You are an interactive CLI tool that helps users with software engineering tasks. Use the instructions below and the tools available to you to assist the user.
## Editing constraints
- Default to ASCII when editing or creating files. Only introduce non-ASCII or other Unicode characters when there is a clear justification and the file already uses them.
- Only add comments if they are necessary to make a non-obvious block easier to understand.

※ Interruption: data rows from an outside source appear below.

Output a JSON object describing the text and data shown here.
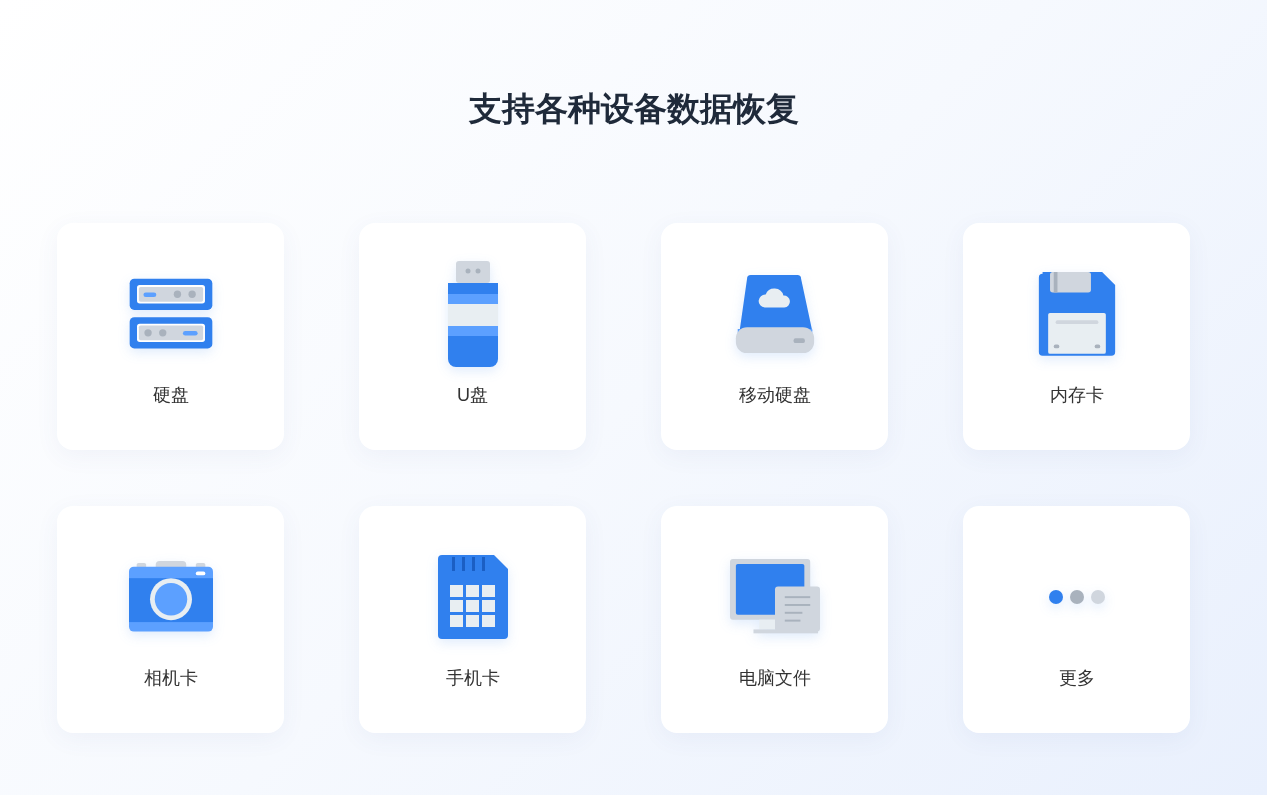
{
  "title": "支持各种设备数据恢复",
  "devices": [
    {
      "kind": "hdd",
      "label": "硬盘"
    },
    {
      "kind": "usb",
      "label": "U盘"
    },
    {
      "kind": "external",
      "label": "移动硬盘"
    },
    {
      "kind": "memory",
      "label": "内存卡"
    },
    {
      "kind": "camera",
      "label": "相机卡"
    },
    {
      "kind": "sim",
      "label": "手机卡"
    },
    {
      "kind": "computer",
      "label": "电脑文件"
    },
    {
      "kind": "more",
      "label": "更多"
    }
  ]
}
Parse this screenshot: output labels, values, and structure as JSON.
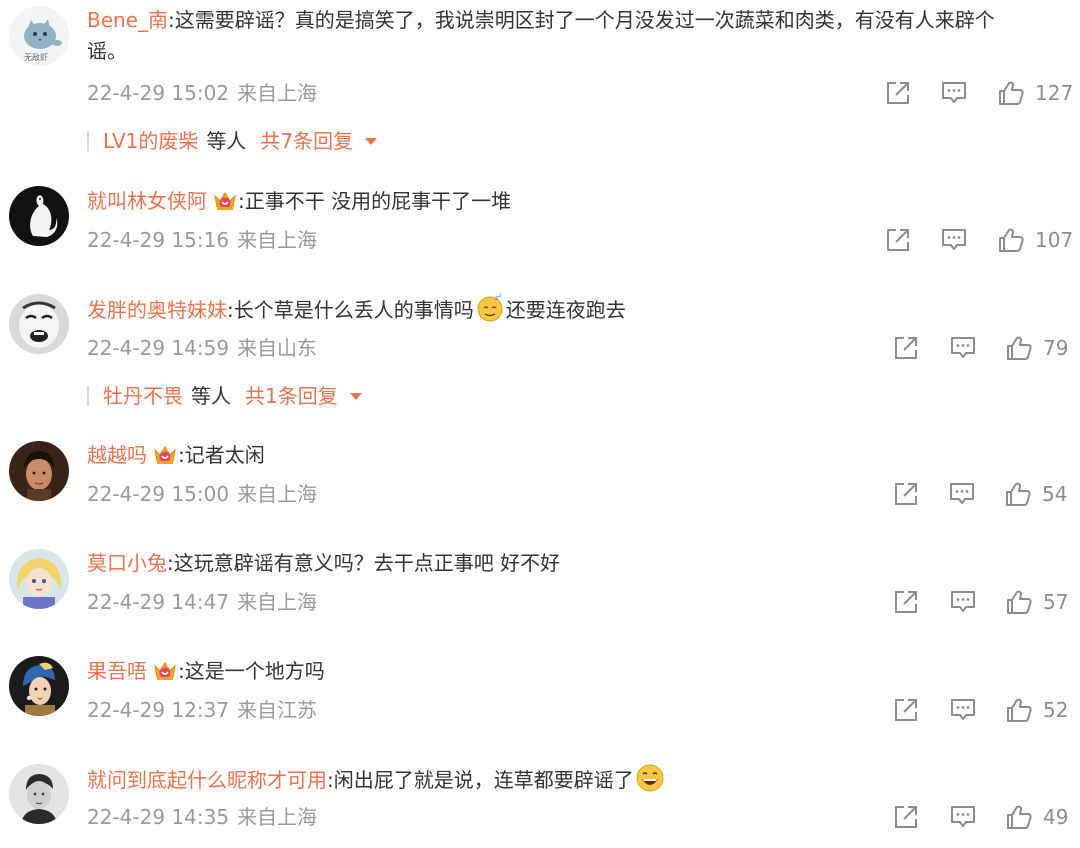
{
  "comments": [
    {
      "username": "Bene_南",
      "avatar_icon": "blue-cat-avatar",
      "avatar_caption": "无敌虾",
      "has_badge": false,
      "text_line1": ":这需要辟谣？真的是搞笑了，我说崇明区封了一个月没发过一次蔬菜和肉类，有没有人来辟个",
      "text_line2": "谣。",
      "date": "22-4-29 15:02",
      "source": "来自上海",
      "likes": "127",
      "replies": {
        "name": "LV1的废柴",
        "deng": "等人",
        "total": "共7条回复"
      }
    },
    {
      "username": "就叫林女侠阿",
      "avatar_icon": "black-cat-avatar",
      "has_badge": true,
      "text": ":正事不干 没用的屁事干了一堆",
      "date": "22-4-29 15:16",
      "source": "来自上海",
      "likes": "107"
    },
    {
      "username": "发胖的奥特妹妹",
      "avatar_icon": "meme-face-avatar",
      "has_badge": false,
      "text_before_emoji": ":长个草是什么丢人的事情吗",
      "emoji": "sleepy-emoji",
      "text_after_emoji": "还要连夜跑去",
      "date": "22-4-29 14:59",
      "source": "来自山东",
      "likes": "79",
      "replies": {
        "name": "牡丹不畏",
        "deng": "等人",
        "total": "共1条回复"
      }
    },
    {
      "username": "越越吗",
      "avatar_icon": "man-photo-avatar",
      "has_badge": true,
      "text": ":记者太闲",
      "date": "22-4-29 15:00",
      "source": "来自上海",
      "likes": "54"
    },
    {
      "username": "莫口小兔",
      "avatar_icon": "anime-girl-avatar",
      "has_badge": false,
      "text": ":这玩意辟谣有意义吗？去干点正事吧 好不好",
      "date": "22-4-29 14:47",
      "source": "来自上海",
      "likes": "57"
    },
    {
      "username": "果吾唔",
      "avatar_icon": "pearl-earring-avatar",
      "has_badge": true,
      "text": ":这是一个地方吗",
      "date": "22-4-29 12:37",
      "source": "来自江苏",
      "likes": "52"
    },
    {
      "username": "就问到底起什么昵称才可用",
      "avatar_icon": "grayscale-man-avatar",
      "has_badge": false,
      "text": ":闲出屁了就是说，连草都要辟谣了",
      "emoji": "laughing-emoji",
      "date": "22-4-29 14:35",
      "source": "来自上海",
      "likes": "49"
    }
  ],
  "colors": {
    "username": "#eb7350",
    "meta": "#9a9a9a",
    "text": "#333333",
    "icon": "#8d8d8d"
  }
}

- Try to use apply_patch for single file edits, but it is fine to explore other options to make the edit if it does not work well. Do not use apply_patch for changes that are auto-generated (i.e. generating package.json or running a lint or format command like gofmt) or when scripting is more efficient (such as search and replacing a string across a codebase).
## Tool usage
- Prefer specialized tools over shell for file operations:
- Use Read to view files, Edit to modify files, and Write only when needed.
- Use Glob to find files by name and Grep to search file contents.
- Use Bash for terminal operations (git, bun, builds, tests, running scripts).
- Run tool calls in parallel when neither call needs the others output; otherwise run sequentially.
## Git and workspace hygiene
- You may be in a dirty git worktree.
* NEVER revert existing changes you did not make unless explicitly requested, since these changes were made by the user.
* If asked to make a commit or code edits and there are unrelated changes to your work or changes that you didn't make in those files, don't revert those changes.
* If the changes are in files you've touched recently, you should read carefully and understand how you can work with the changes rather than reverting them.
* If the changes are in unrelated files, just ignore them and don't revert them.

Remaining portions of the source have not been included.